The PSC insists Judge Graham has turned a “blind eye to the nature of the proposed audits.” Further the PSC argues that because an audit under KRS 278.255 made prior to a merger investigation can be used in the subsequent investigation, the trial court has “elevated form over substance and made timing, not public policy, the key factor in an audit’s use.” We find no merit to these arguments. It is clear from the record that the audits at issue were ordered with an eye toward merger. That the PSC enlarged the focus of the audits so that rate payers would get some benefit in case merger was found not feasible, does not alter the “nature” of the audits as being ones for use as part of a merger study under KRS Chapter 74. Too, while it is true that an audit properly conducted by the PSC under its regulatory function and authorized by KRS 278.255 could subsequently be used if merger was considered, such would merely be a fortuitous event for the PSC. Certainly this argument provides no legal rationale that all merger study audits should be paid for under the authority expressed in KRS 278.255.

Finally, the PSC argues the trial court “failed to grasp that the usefulness of any audit in a merger investigation depends in large measure on the particular circumstances of the water districts to be investigated.” This criticism is a result of the trial court’s reasoning that the legislation in KRS 74.361 was enacted long before KRS 278.255, that merger investigations were carried out and paid for by the PSC before the enactment of KRS 278.255, and thus the PSC’s rebanee on the later statute to shift the cost of the merger study/management audit to the utilities is legally untenable. It really does not matter whether the trial court “grasped the usefulness” of the studies for, as stated earlier, no one questions their importance to the PSC. What the trial court did grasp was (1) that the legislature did not mention mergers or merger feasibility studies, or reference KRS 74.361 anywhere in KRS 278.255, (2) KRS 74.361 does not give the PSC any authority to charge the utilities for the studies *299and (3) that the PSC may make any studies or seek any counsel it chooses in studying merger issues which it must pay for from its own budget.

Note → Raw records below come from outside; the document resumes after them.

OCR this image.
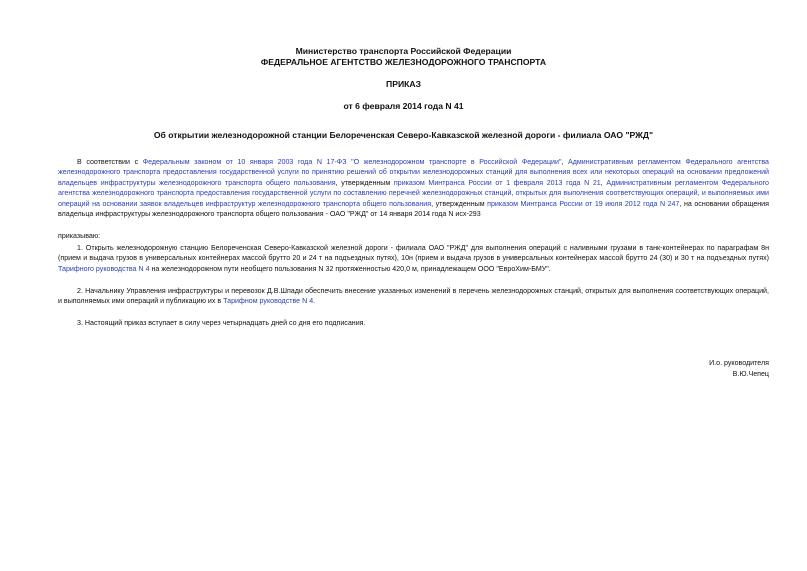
Министерство транспорта Российской Федерации
ФЕДЕРАЛЬНОЕ АГЕНТСТВО ЖЕЛЕЗНОДОРОЖНОГО ТРАНСПОРТА
ПРИКАЗ
от 6 февраля 2014 года N 41
Об открытии железнодорожной станции Белореченская Северо-Кавказской железной дороги - филиала ОАО "РЖД"
В соответствии с Федеральным законом от 10 января 2003 года N 17-ФЗ "О железнодорожном транспорте в Российской Федерации", Административным регламентом Федерального агентства железнодорожного транспорта предоставления государственной услуги по принятию решений об открытии железнодорожных станций для выполнения всех или некоторых операций на основании предложений владельцев инфраструктуры железнодорожного транспорта общего пользования, утвержденным приказом Минтранса России от 1 февраля 2013 года N 21, Административным регламентом Федерального агентства железнодорожного транспорта предоставления государственной услуги по составлению перечней железнодорожных станций, открытых для выполнения соответствующих операций, и выполняемых ими операций на основании заявок владельцев инфраструктур железнодорожного транспорта общего пользования, утвержденным приказом Минтранса России от 19 июля 2012 года N 247, на основании обращения владельца инфраструктуры железнодорожного транспорта общего пользования - ОАО "РЖД" от 14 января 2014 года N исх-293
приказываю:
1. Открыть железнодорожную станцию Белореченская Северо-Кавказской железной дороги - филиала ОАО "РЖД" для выполнения операций с наливными грузами в танк-контейнерах по параграфам 8н (прием и выдача грузов в универсальных контейнерах массой брутто 20 и 24 т на подъездных путях), 10н (прием и выдача грузов в универсальных контейнерах массой брутто 24 (30) и 30 т на подъездных путях) Тарифного руководства N 4 на железнодорожном пути необщего пользования N 32 протяженностью 420,0 м, принадлежащем ООО "ЕвроХим-БМУ".
2. Начальнику Управления инфраструктуры и перевозок Д.В.Шпади обеспечить внесение указанных изменений в перечень железнодорожных станций, открытых для выполнения соответствующих операций, и выполняемых ими операций и публикацию их в Тарифном руководстве N 4.
3. Настоящий приказ вступает в силу через четырнадцать дней со дня его подписания.
И.о. руководителя
В.Ю.Чепец
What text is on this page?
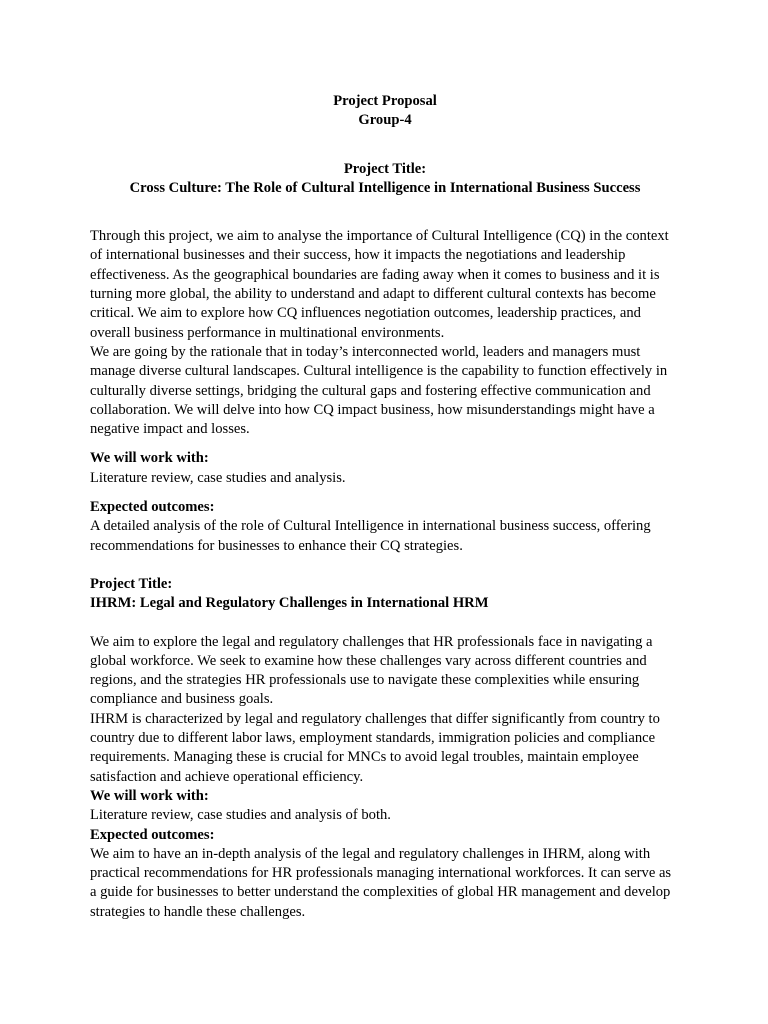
Project Proposal

Group-4

Project Title:

Cross Culture: The Role of Cultural Intelligence in International Business Success

Through this project, we aim to analyse the importance of Cultural Intelligence (CQ) in the context of international businesses and their success, how it impacts the negotiations and leadership effectiveness. As the geographical boundaries are fading away when it comes to business and it is turning more global, the ability to understand and adapt to different cultural contexts has become critical. We aim to explore how CQ influences negotiation outcomes, leadership practices, and overall business performance in multinational environments.

We are going by the rationale that in today’s interconnected world, leaders and managers must manage diverse cultural landscapes. Cultural intelligence is the capability to function effectively in culturally diverse settings, bridging the cultural gaps and fostering effective communication and collaboration. We will delve into how CQ impact business, how misunderstandings might have a negative impact and losses.

We will work with:

Literature review, case studies and analysis.

Expected outcomes:

A detailed analysis of the role of Cultural Intelligence in international business success, offering recommendations for businesses to enhance their CQ strategies.

Project Title:

IHRM: Legal and Regulatory Challenges in International HRM

We aim to explore the legal and regulatory challenges that HR professionals face in navigating a global workforce. We seek to examine how these challenges vary across different countries and regions, and the strategies HR professionals use to navigate these complexities while ensuring compliance and business goals.

IHRM is characterized by legal and regulatory challenges that differ significantly from country to country due to different labor laws, employment standards, immigration policies and compliance requirements. Managing these is crucial for MNCs to avoid legal troubles, maintain employee satisfaction and achieve operational efficiency.

We will work with:

Literature review, case studies and analysis of both.

Expected outcomes:

We aim to have an in-depth analysis of the legal and regulatory challenges in IHRM, along with practical recommendations for HR professionals managing international workforces. It can serve as a guide for businesses to better understand the complexities of global HR management and develop strategies to handle these challenges.
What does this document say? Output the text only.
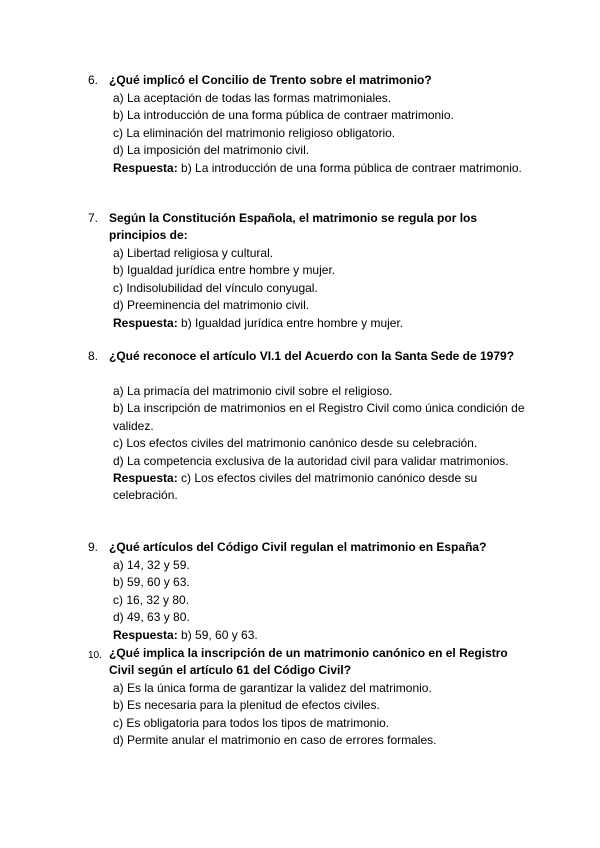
6. ¿Qué implicó el Concilio de Trento sobre el matrimonio?
a) La aceptación de todas las formas matrimoniales.
b) La introducción de una forma pública de contraer matrimonio.
c) La eliminación del matrimonio religioso obligatorio.
d) La imposición del matrimonio civil.
Respuesta: b) La introducción de una forma pública de contraer matrimonio.
7. Según la Constitución Española, el matrimonio se regula por los principios de:
a) Libertad religiosa y cultural.
b) Igualdad jurídica entre hombre y mujer.
c) Indisolubilidad del vínculo conyugal.
d) Preeminencia del matrimonio civil.
Respuesta: b) Igualdad jurídica entre hombre y mujer.
8. ¿Qué reconoce el artículo VI.1 del Acuerdo con la Santa Sede de 1979?
a) La primacía del matrimonio civil sobre el religioso.
b) La inscripción de matrimonios en el Registro Civil como única condición de validez.
c) Los efectos civiles del matrimonio canónico desde su celebración.
d) La competencia exclusiva de la autoridad civil para validar matrimonios.
Respuesta: c) Los efectos civiles del matrimonio canónico desde su celebración.
9. ¿Qué artículos del Código Civil regulan el matrimonio en España?
a) 14, 32 y 59.
b) 59, 60 y 63.
c) 16, 32 y 80.
d) 49, 63 y 80.
Respuesta: b) 59, 60 y 63.
10. ¿Qué implica la inscripción de un matrimonio canónico en el Registro Civil según el artículo 61 del Código Civil?
a) Es la única forma de garantizar la validez del matrimonio.
b) Es necesaria para la plenitud de efectos civiles.
c) Es obligatoria para todos los tipos de matrimonio.
d) Permite anular el matrimonio en caso de errores formales.
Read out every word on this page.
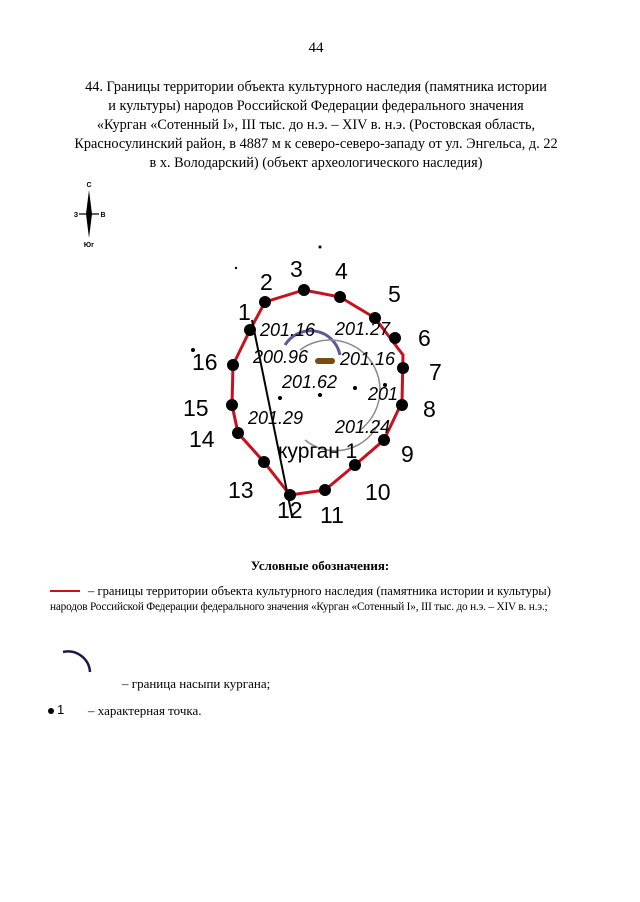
44
44. Границы территории объекта культурного наследия (памятника истории
и культуры) народов Российской Федерации федерального значения
«Курган «Сотенный I», III тыс. до н.э. – XIV в. н.э. (Ростовская область,
Красносулинский район, в 4887 м к северо-северо-западу от ул. Энгельса, д. 22
в х. Володарский) (объект археологического наследия)
С
З	В
Юг
1
2 3 4
5
6
7
8
9
10
11
12
13
14
15
16
201.16 201.27
200.96 201.16
201.62
201
201.29 201.24
курган 1
Условные обозначения:
– границы территории объекта культурного наследия (памятника истории и культуры)
народов Российской Федерации федерального значения «Курган «Сотенный I», III тыс. до н.э. – XIV в. н.э.;
– граница насыпи кургана;
1 – характерная точка.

Accordingly, the judgment of the Franklin Circuit Court is affirmed.

All concur.

. The City of Newport is the principal water supplier for Campbell County Water District. The City of Florence is a wholesale purchaser of water from the Kenton Water District. Neither city filed a brief in this Court. The Attorney General, who represents the interests of consumers before regulatory agencies under KRS 367.-150, has filed a brief in support of the judgment.

. KRS 74.361(1) provides: “The general assembly of the Commonwealth of Kentucky determines as a legislative finding of fact that reduction of the number of operating water districts in the Commonwealth will be in the public interest, in that mergers of such districts will tend to eliminate wasteful duplication of costs and efforts, result in a sounder and more businesslike degree of management, and ultimately result in greater economies, less cost, and a higher degree of service to the general public; and that the public policy favors the merger of water districts wherever feasible.”

.The appellees/utilities suggest such studies should be called "evaluations," not "audits,” but do not challenge the PSC’s right to conduct a management audit under KRS 74.361(1), set out in n. 1 above.

. This statute was originally enacted in 1972.